Brusca è anche colui che per ammissione del diretto interessato ha segnato la più grande sconfitta professionale e personale di Sabella: “Brusca per me era l’icona del male. La morte del piccolo Di Matteo è qualcosa che ancora oggi mi toglie il sonno. Gli errori che potremmo aver fatto durante le indagini, il fatto di non essere riusciti a salvare la vita a quel bambino. Quel 20 maggio del 1996 fu una liberazione, un grande trionfo dello Stato”.
Un’altra svolta fu l’avvio della collaborazione, tre giorni dopo la cattura: “Brusca l’avevamo affidato a un gruppo particolare della polizia penitenziaria.

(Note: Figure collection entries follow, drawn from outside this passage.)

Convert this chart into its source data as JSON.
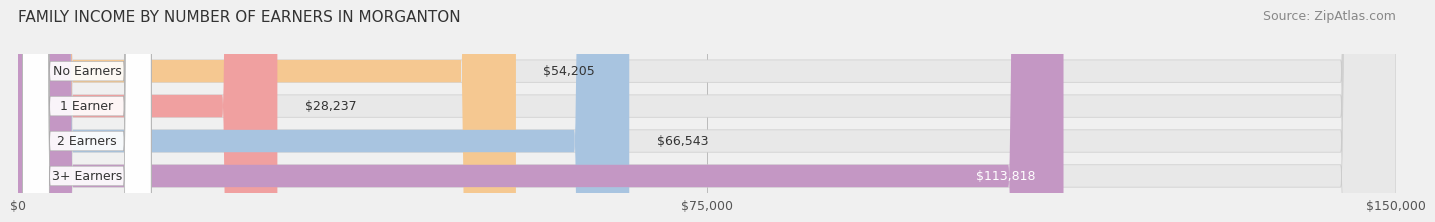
{
  "title": "FAMILY INCOME BY NUMBER OF EARNERS IN MORGANTON",
  "source": "Source: ZipAtlas.com",
  "categories": [
    "No Earners",
    "1 Earner",
    "2 Earners",
    "3+ Earners"
  ],
  "values": [
    54205,
    28237,
    66543,
    113818
  ],
  "bar_colors": [
    "#f5c891",
    "#f0a0a0",
    "#a8c4e0",
    "#c497c4"
  ],
  "label_colors": [
    "#333333",
    "#333333",
    "#333333",
    "#ffffff"
  ],
  "xlim": [
    0,
    150000
  ],
  "xticks": [
    0,
    75000,
    150000
  ],
  "xtick_labels": [
    "$0",
    "$75,000",
    "$150,000"
  ],
  "background_color": "#f0f0f0",
  "bar_background_color": "#e8e8e8",
  "title_fontsize": 11,
  "source_fontsize": 9,
  "label_fontsize": 9,
  "tick_fontsize": 9,
  "category_fontsize": 9
}
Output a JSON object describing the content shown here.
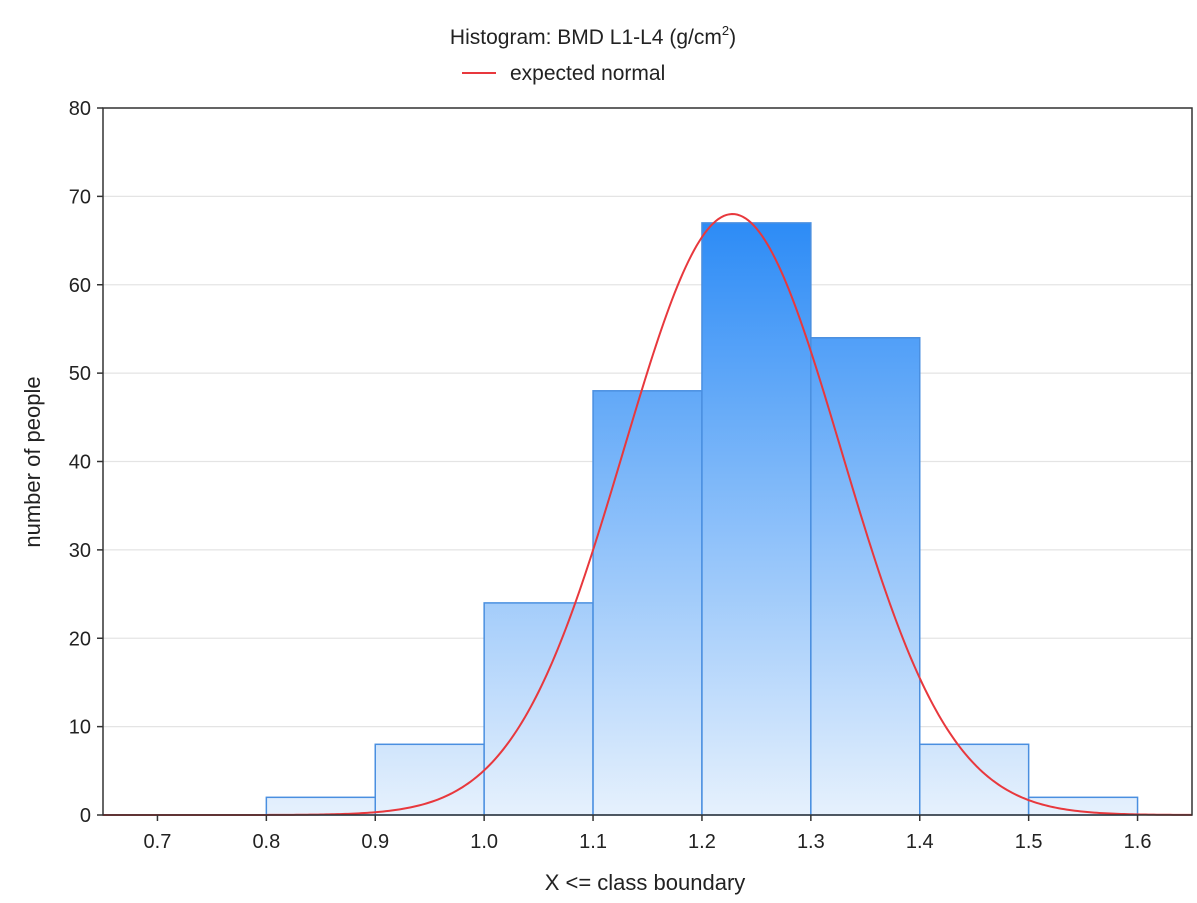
{
  "chart_data": {
    "type": "bar",
    "title_main": "Histogram: BMD L1-L4 (g/cm",
    "title_sup": "2",
    "title_end": ")",
    "legend": {
      "label": "expected normal",
      "placement": "top-center"
    },
    "xlabel": "X <= class boundary",
    "ylabel": "number of people",
    "xlim": [
      0.65,
      1.65
    ],
    "ylim": [
      0,
      80
    ],
    "x_ticks": [
      "0.7",
      "0.8",
      "0.9",
      "1.0",
      "1.1",
      "1.2",
      "1.3",
      "1.4",
      "1.5",
      "1.6"
    ],
    "y_ticks": [
      "0",
      "10",
      "20",
      "30",
      "40",
      "50",
      "60",
      "70",
      "80"
    ],
    "grid": "horizontal",
    "bins": [
      {
        "x0": 0.8,
        "x1": 0.9,
        "value": 2
      },
      {
        "x0": 0.9,
        "x1": 1.0,
        "value": 8
      },
      {
        "x0": 1.0,
        "x1": 1.1,
        "value": 24
      },
      {
        "x0": 1.1,
        "x1": 1.2,
        "value": 48
      },
      {
        "x0": 1.2,
        "x1": 1.3,
        "value": 67
      },
      {
        "x0": 1.3,
        "x1": 1.4,
        "value": 54
      },
      {
        "x0": 1.4,
        "x1": 1.5,
        "value": 8
      },
      {
        "x0": 1.5,
        "x1": 1.6,
        "value": 2
      }
    ],
    "normal_curve": {
      "mean": 1.228,
      "sd": 0.1,
      "peak": 68
    },
    "colors": {
      "bar_top": "#2a8af6",
      "bar_bottom": "#e6f1fd",
      "bar_stroke": "#4a8fe0",
      "curve": "#e8383d",
      "grid": "#e4e4e4",
      "axis": "#333333"
    }
  }
}
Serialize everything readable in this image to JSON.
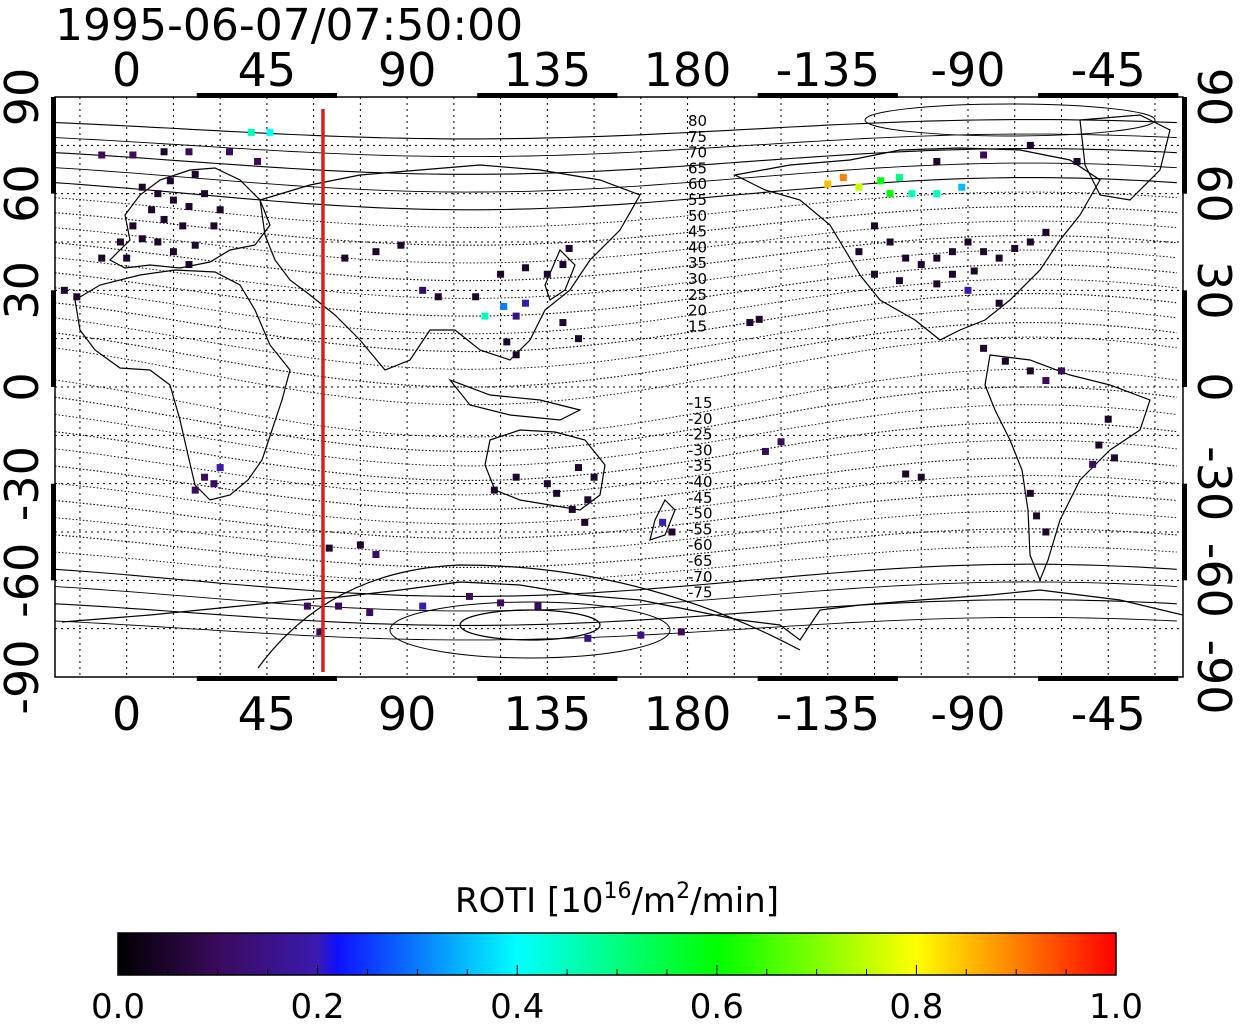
{
  "title": "1995-06-07/07:50:00",
  "map": {
    "top_lon_labels": [
      "0",
      "45",
      "90",
      "135",
      "180",
      "-135",
      "-90",
      "-45"
    ],
    "bottom_lon_labels": [
      "0",
      "45",
      "90",
      "135",
      "180",
      "-135",
      "-90",
      "-45"
    ],
    "left_lat_labels": [
      "90",
      "60",
      "30",
      "0",
      "-30",
      "-60",
      "-90"
    ],
    "right_lat_labels": [
      "90",
      "60",
      "30",
      "0",
      "-30",
      "-60",
      "-90"
    ],
    "lon_ticks": [
      0,
      45,
      90,
      135,
      180,
      225,
      270,
      315
    ],
    "lat_ticks": [
      90,
      60,
      30,
      0,
      -30,
      -60,
      -90
    ],
    "lon_range": [
      -23,
      339
    ],
    "lat_range": [
      -90,
      90
    ],
    "terminator_lon": 63,
    "terminator_color": "#d92020",
    "north_contour_labels": [
      "80",
      "75",
      "70",
      "65",
      "60",
      "55",
      "50",
      "45",
      "40",
      "35",
      "30",
      "25",
      "20",
      "15"
    ],
    "south_contour_labels": [
      "-15",
      "-20",
      "-25",
      "-30",
      "-35",
      "-40",
      "-45",
      "-50",
      "-55",
      "-60",
      "-65",
      "-70",
      "-75"
    ]
  },
  "roti_points": [
    {
      "lon": -8,
      "lat": 72,
      "v": 0.1
    },
    {
      "lon": 2,
      "lat": 72,
      "v": 0.1
    },
    {
      "lon": 12,
      "lat": 73,
      "v": 0.05
    },
    {
      "lon": 20,
      "lat": 73,
      "v": 0.1
    },
    {
      "lon": 33,
      "lat": 73,
      "v": 0.1
    },
    {
      "lon": 42,
      "lat": 70,
      "v": 0.1
    },
    {
      "lon": 40,
      "lat": 79,
      "v": 0.45
    },
    {
      "lon": 46,
      "lat": 79,
      "v": 0.4
    },
    {
      "lon": 5,
      "lat": 62,
      "v": 0.05
    },
    {
      "lon": 10,
      "lat": 60,
      "v": 0.05
    },
    {
      "lon": 15,
      "lat": 58,
      "v": 0.05
    },
    {
      "lon": 20,
      "lat": 56,
      "v": 0.05
    },
    {
      "lon": 25,
      "lat": 60,
      "v": 0.05
    },
    {
      "lon": 8,
      "lat": 55,
      "v": 0.05
    },
    {
      "lon": 12,
      "lat": 52,
      "v": 0.05
    },
    {
      "lon": 18,
      "lat": 50,
      "v": 0.05
    },
    {
      "lon": 2,
      "lat": 50,
      "v": 0.05
    },
    {
      "lon": -2,
      "lat": 45,
      "v": 0.05
    },
    {
      "lon": 5,
      "lat": 46,
      "v": 0.05
    },
    {
      "lon": 10,
      "lat": 45,
      "v": 0.05
    },
    {
      "lon": 15,
      "lat": 42,
      "v": 0.05
    },
    {
      "lon": 22,
      "lat": 44,
      "v": 0.05
    },
    {
      "lon": 28,
      "lat": 50,
      "v": 0.05
    },
    {
      "lon": 0,
      "lat": 40,
      "v": 0.05
    },
    {
      "lon": -8,
      "lat": 40,
      "v": 0.05
    },
    {
      "lon": 20,
      "lat": 38,
      "v": 0.05
    },
    {
      "lon": 30,
      "lat": 55,
      "v": 0.05
    },
    {
      "lon": 14,
      "lat": 64,
      "v": 0.05
    },
    {
      "lon": 22,
      "lat": 66,
      "v": 0.05
    },
    {
      "lon": -20,
      "lat": 30,
      "v": 0.05
    },
    {
      "lon": -16,
      "lat": 28,
      "v": 0.05
    },
    {
      "lon": 70,
      "lat": 40,
      "v": 0.05
    },
    {
      "lon": 80,
      "lat": 42,
      "v": 0.05
    },
    {
      "lon": 88,
      "lat": 44,
      "v": 0.05
    },
    {
      "lon": 95,
      "lat": 30,
      "v": 0.1
    },
    {
      "lon": 100,
      "lat": 28,
      "v": 0.05
    },
    {
      "lon": 120,
      "lat": 35,
      "v": 0.05
    },
    {
      "lon": 128,
      "lat": 37,
      "v": 0.05
    },
    {
      "lon": 135,
      "lat": 35,
      "v": 0.05
    },
    {
      "lon": 140,
      "lat": 38,
      "v": 0.05
    },
    {
      "lon": 142,
      "lat": 43,
      "v": 0.05
    },
    {
      "lon": 121,
      "lat": 25,
      "v": 0.3
    },
    {
      "lon": 125,
      "lat": 22,
      "v": 0.15
    },
    {
      "lon": 128,
      "lat": 26,
      "v": 0.2
    },
    {
      "lon": 115,
      "lat": 22,
      "v": 0.45
    },
    {
      "lon": 122,
      "lat": 14,
      "v": 0.05
    },
    {
      "lon": 125,
      "lat": 10,
      "v": 0.05
    },
    {
      "lon": 112,
      "lat": 28,
      "v": 0.05
    },
    {
      "lon": 140,
      "lat": 20,
      "v": 0.05
    },
    {
      "lon": 145,
      "lat": 15,
      "v": 0.05
    },
    {
      "lon": 30,
      "lat": -25,
      "v": 0.2
    },
    {
      "lon": 28,
      "lat": -30,
      "v": 0.1
    },
    {
      "lon": 22,
      "lat": -32,
      "v": 0.1
    },
    {
      "lon": 25,
      "lat": -28,
      "v": 0.1
    },
    {
      "lon": 118,
      "lat": -32,
      "v": 0.05
    },
    {
      "lon": 125,
      "lat": -28,
      "v": 0.05
    },
    {
      "lon": 135,
      "lat": -30,
      "v": 0.05
    },
    {
      "lon": 145,
      "lat": -25,
      "v": 0.05
    },
    {
      "lon": 150,
      "lat": -28,
      "v": 0.05
    },
    {
      "lon": 148,
      "lat": -35,
      "v": 0.05
    },
    {
      "lon": 143,
      "lat": -38,
      "v": 0.05
    },
    {
      "lon": 138,
      "lat": -33,
      "v": 0.05
    },
    {
      "lon": 147,
      "lat": -42,
      "v": 0.05
    },
    {
      "lon": 172,
      "lat": -42,
      "v": 0.2
    },
    {
      "lon": 175,
      "lat": -45,
      "v": 0.05
    },
    {
      "lon": 65,
      "lat": -50,
      "v": 0.05
    },
    {
      "lon": 75,
      "lat": -49,
      "v": 0.05
    },
    {
      "lon": 80,
      "lat": -52,
      "v": 0.1
    },
    {
      "lon": 58,
      "lat": -68,
      "v": 0.1
    },
    {
      "lon": 68,
      "lat": -68,
      "v": 0.1
    },
    {
      "lon": 78,
      "lat": -70,
      "v": 0.1
    },
    {
      "lon": 62,
      "lat": -76,
      "v": 0.1
    },
    {
      "lon": 95,
      "lat": -68,
      "v": 0.2
    },
    {
      "lon": 110,
      "lat": -65,
      "v": 0.1
    },
    {
      "lon": 120,
      "lat": -67,
      "v": 0.1
    },
    {
      "lon": 132,
      "lat": -68,
      "v": 0.1
    },
    {
      "lon": 148,
      "lat": -78,
      "v": 0.15
    },
    {
      "lon": 165,
      "lat": -77,
      "v": 0.15
    },
    {
      "lon": 178,
      "lat": -76,
      "v": 0.1
    },
    {
      "lon": -130,
      "lat": 65,
      "v": 0.9
    },
    {
      "lon": -125,
      "lat": 62,
      "v": 0.75
    },
    {
      "lon": -118,
      "lat": 64,
      "v": 0.6
    },
    {
      "lon": -112,
      "lat": 65,
      "v": 0.5
    },
    {
      "lon": -108,
      "lat": 60,
      "v": 0.45
    },
    {
      "lon": -100,
      "lat": 60,
      "v": 0.45
    },
    {
      "lon": -92,
      "lat": 62,
      "v": 0.35
    },
    {
      "lon": -135,
      "lat": 63,
      "v": 0.85
    },
    {
      "lon": -115,
      "lat": 60,
      "v": 0.6
    },
    {
      "lon": -120,
      "lat": 50,
      "v": 0.05
    },
    {
      "lon": -115,
      "lat": 45,
      "v": 0.05
    },
    {
      "lon": -110,
      "lat": 40,
      "v": 0.05
    },
    {
      "lon": -105,
      "lat": 38,
      "v": 0.05
    },
    {
      "lon": -100,
      "lat": 40,
      "v": 0.05
    },
    {
      "lon": -95,
      "lat": 42,
      "v": 0.05
    },
    {
      "lon": -90,
      "lat": 45,
      "v": 0.05
    },
    {
      "lon": -85,
      "lat": 42,
      "v": 0.05
    },
    {
      "lon": -80,
      "lat": 40,
      "v": 0.05
    },
    {
      "lon": -75,
      "lat": 43,
      "v": 0.05
    },
    {
      "lon": -120,
      "lat": 35,
      "v": 0.05
    },
    {
      "lon": -112,
      "lat": 33,
      "v": 0.05
    },
    {
      "lon": -100,
      "lat": 32,
      "v": 0.05
    },
    {
      "lon": -125,
      "lat": 42,
      "v": 0.05
    },
    {
      "lon": -70,
      "lat": 45,
      "v": 0.05
    },
    {
      "lon": -65,
      "lat": 48,
      "v": 0.05
    },
    {
      "lon": -95,
      "lat": 35,
      "v": 0.05
    },
    {
      "lon": -88,
      "lat": 36,
      "v": 0.05
    },
    {
      "lon": -90,
      "lat": 30,
      "v": 0.2
    },
    {
      "lon": -80,
      "lat": 26,
      "v": 0.05
    },
    {
      "lon": -100,
      "lat": 70,
      "v": 0.05
    },
    {
      "lon": -85,
      "lat": 72,
      "v": 0.1
    },
    {
      "lon": -70,
      "lat": 75,
      "v": 0.05
    },
    {
      "lon": -55,
      "lat": 70,
      "v": 0.05
    },
    {
      "lon": -85,
      "lat": 12,
      "v": 0.05
    },
    {
      "lon": -78,
      "lat": 8,
      "v": 0.05
    },
    {
      "lon": -70,
      "lat": 5,
      "v": 0.05
    },
    {
      "lon": -65,
      "lat": 2,
      "v": 0.1
    },
    {
      "lon": -60,
      "lat": 5,
      "v": 0.1
    },
    {
      "lon": -45,
      "lat": -10,
      "v": 0.05
    },
    {
      "lon": -48,
      "lat": -18,
      "v": 0.05
    },
    {
      "lon": -50,
      "lat": -24,
      "v": 0.1
    },
    {
      "lon": -43,
      "lat": -22,
      "v": 0.05
    },
    {
      "lon": -70,
      "lat": -33,
      "v": 0.05
    },
    {
      "lon": -68,
      "lat": -40,
      "v": 0.05
    },
    {
      "lon": -65,
      "lat": -45,
      "v": 0.05
    },
    {
      "lon": -150,
      "lat": -17,
      "v": 0.1
    },
    {
      "lon": -155,
      "lat": -20,
      "v": 0.1
    },
    {
      "lon": -157,
      "lat": 21,
      "v": 0.05
    },
    {
      "lon": -160,
      "lat": 20,
      "v": 0.05
    },
    {
      "lon": -105,
      "lat": -28,
      "v": 0.05
    },
    {
      "lon": -110,
      "lat": -27,
      "v": 0.05
    }
  ],
  "colorbar": {
    "title_prefix": "ROTI  [10",
    "title_exp1": "16",
    "title_mid": "/m",
    "title_exp2": "2",
    "title_suffix": "/min]",
    "tick_labels": [
      "0.0",
      "0.2",
      "0.4",
      "0.6",
      "0.8",
      "1.0"
    ],
    "range": [
      0.0,
      1.0
    ]
  }
}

Mi chiama il dirigente di quel gruppo sul telefono crypto che avevo in ufficio e pronuncia le testuali parole, non le dimenticherò mai: «Comandi dottore, il bambino ha bisogno d’affetto, comandi». E mette giù il telefono. Era un codice. Il bambino era Giovanni Brusca, affidato alla protezione loro, e chiedeva l’affetto nostro, chiedeva di parlare con i magistrati. Il primo pensiero che ho avuto è stato «ma io quando lo incontro come faccio a stringergli la mano?» L’uomo Alfonso Sabella quella mano non l’avrebbe mai voluta stringere, non l’avrebbe mai stretta. Il magistrato Alfonso Sabella quella mano l’ha stretta, ma stringendo quella mano noi abbiamo cancellato dalla storia d’Italia lo stragismo corleonese. Ricordiamoci cosa avevano fatto gli stragisti corleonesi. A Brusca abbiamo trovato 10 lanciamissili terra-aria a Giambascio (oltre a due lanciagranate anticarro, una trentina di granate e cariche supplementari di lancio, ndr), più di 400 kalashnikov, quintali e quintali di esplosivo, io sono venuto a dissotterrare a Formello vicino a Roma 200 chili di Semtex che dovevano mettere davanti alla Torre di Pisa. Senza i collaboratori di giustizia tutto questo l’avremmo potuto fare? Oggi se siamo a questo livello nella lotta alla mafia lo dobbiamo anche, anche, alla legge sui collaboratori di giustizia”.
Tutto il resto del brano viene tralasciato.